Pisa, bocciati in Consiglio due ordini del giorno del Pd: stop alle richieste su “Dopo di Noi” e Villaggio Centofiori.
Doppia bocciatura in Consiglio comunale per i due ordini del giorno presentati dalla consigliera comunale Maria Antonietta Scognamiglio (Pd), uno dedicato ai progetti per la disabilità e al “Dopo di Noi”, l’altro alla situazione del Villaggio Centofiori.
Il primo documento era collegato alla recente variazione di bilancio che prevede un incremento delle risorse destinate, in particolare, ai percorsi di autonomia per le persone con disabilità. L’ordine del giorno chiedeva che l’aumento dei fondi fosse accompagnato da una rendicontazione puntuale e trasparente sul loro utilizzo.

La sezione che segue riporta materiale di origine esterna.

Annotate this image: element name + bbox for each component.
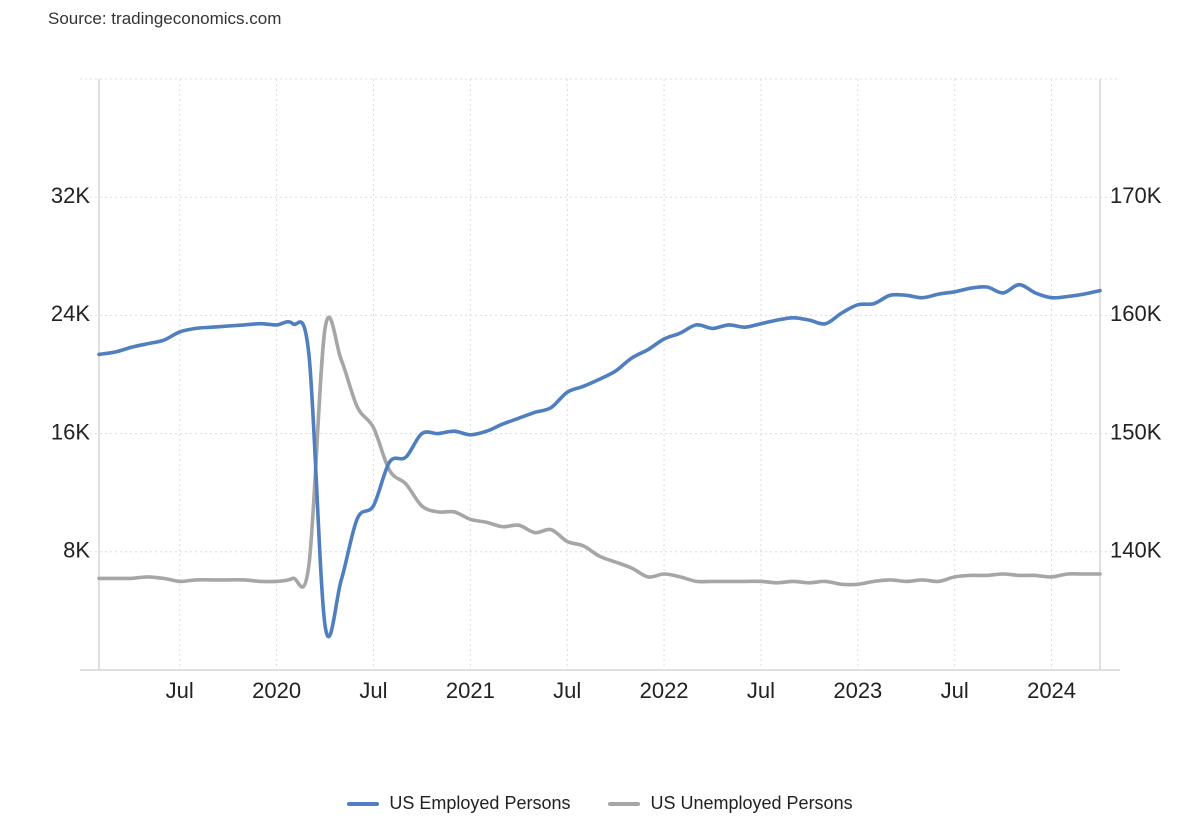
axes bbox=[80, 79, 1120, 671]
x-tick-label: 2021 bbox=[446, 678, 495, 703]
source-label: Source: tradingeconomics.com bbox=[48, 9, 282, 28]
x-tick-label: Jul bbox=[553, 678, 581, 703]
y-left-tick-label: 16K bbox=[51, 419, 90, 444]
y-left-tick-label: 24K bbox=[51, 301, 90, 326]
y-right-tick-label: 140K bbox=[1110, 538, 1162, 563]
legend-item-employed[interactable]: US Employed Persons bbox=[347, 793, 570, 814]
x-tick-label: Jul bbox=[359, 678, 387, 703]
x-tick-label: 2024 bbox=[1027, 678, 1076, 703]
x-tick-label: Jul bbox=[166, 678, 194, 703]
x-tick-label: 2023 bbox=[833, 678, 882, 703]
series-line-employed bbox=[97, 282, 1102, 639]
y-left-tick-label: 32K bbox=[51, 183, 90, 208]
x-tick-label: Jul bbox=[941, 678, 969, 703]
x-tick-label: 2020 bbox=[252, 678, 301, 703]
gridlines bbox=[80, 78, 1120, 670]
y-right-tick-label: 170K bbox=[1110, 183, 1162, 208]
series-lines bbox=[97, 282, 1102, 639]
tick-labels: 8K 16K 24K 32K 140K 150K 160K 170K Jul 2020 Jul 202… bbox=[51, 183, 1162, 703]
y-left-tick-label: 8K bbox=[63, 538, 90, 563]
legend-swatch-employed bbox=[347, 801, 380, 806]
line-chart: 8K 16K 24K 32K 140K 150K 160K 170K Jul 2020 Jul 202… bbox=[51, 78, 1162, 703]
legend-item-unemployed[interactable]: US Unemployed Persons bbox=[608, 793, 853, 814]
series-line-unemployed bbox=[97, 315, 1102, 589]
legend: US Employed Persons US Unemployed Person… bbox=[0, 793, 1200, 814]
x-tick-label: 2022 bbox=[640, 678, 689, 703]
y-right-tick-label: 150K bbox=[1110, 419, 1162, 444]
x-tick-label: Jul bbox=[747, 678, 775, 703]
y-right-tick-label: 160K bbox=[1110, 301, 1162, 326]
legend-swatch-unemployed bbox=[608, 801, 641, 806]
legend-label-employed: US Employed Persons bbox=[389, 793, 571, 813]
legend-label-unemployed: US Unemployed Persons bbox=[650, 793, 853, 813]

Nel dettaglio, la proposta impegnava l’amministrazione a fornire un quadro aggiornato sul numero dei beneficiari, sui progetti individualizzati attivati, sulle eventuali liste d’attesa e sugli immobili o servizi destinati ai percorsi del “Dopo di Noi”. Tra le richieste figuravano anche la predisposizione di un report sullo stato di avanzamento degli interventi e uno stanziamento specifico per il trasporto sociale. Il documento è stato respinto dalla maggioranza.
Respinto anche il secondo ordine del giorno, sottoscritto oltre che da Scognamiglio anche dai consiglieri Martinelli (La Città delle Persone), Contini (Una città in Comune) e Sofia (Sinistra Unita), dedicato al Villaggio Centofiori, complesso residenziale che ospita 113 famiglie.
La mozione chiedeva un’accelerazione degli interventi di messa in sicurezza e il reperimento urgente delle risorse necessarie per completare il primo lotto dei lavori. Il complesso, composto da sei edifici, presenta da anni numerose criticità strutturali, tra cui infiltrazioni d’acqua, problemi alle coperture e il deterioramento dei marciapiedi e degli spazi comuni. Circa 87 dei 114 alloggi sono di proprietà del Comune di Pisa e gestiti da APES, mentre i restanti appartengono a privati.
La situazione si è ulteriormente aggravata nel novembre 2025, quando un’ispezione dei Vigili del Fuoco ha portato all’emanazione di un’ordinanza che ha vietato l’accesso ai locali interrati a causa delle infiltrazioni e del degrado strutturale.
Sebbene l’amministrazione comunale abbia già previsto un primo stanziamento per avviare gli interventi, secondo quanto evidenziato nella mozione le risorse disponibili non sarebbero sufficienti a completare il primo lotto delle opere, per il quale servirebbero ulteriori finanziamenti stimati in circa 1,5 milioni di euro.
L’ordine del giorno impegnava il sindaco e la giunta a reperire con urgenza le risorse mancanti, a predisporre un cronoprogramma pubblico con tempi certi per il finanziamento e la realizzazione degli interventi e a garantire un confronto costante con il Comitato dei residenti, oltre a un’informazione periodica al Consiglio comunale sull’avanzamento dei lavori.
Entrambi i documenti sono stati respinti nel corso dell’ultima seduta del Consiglio comunale di Pisa.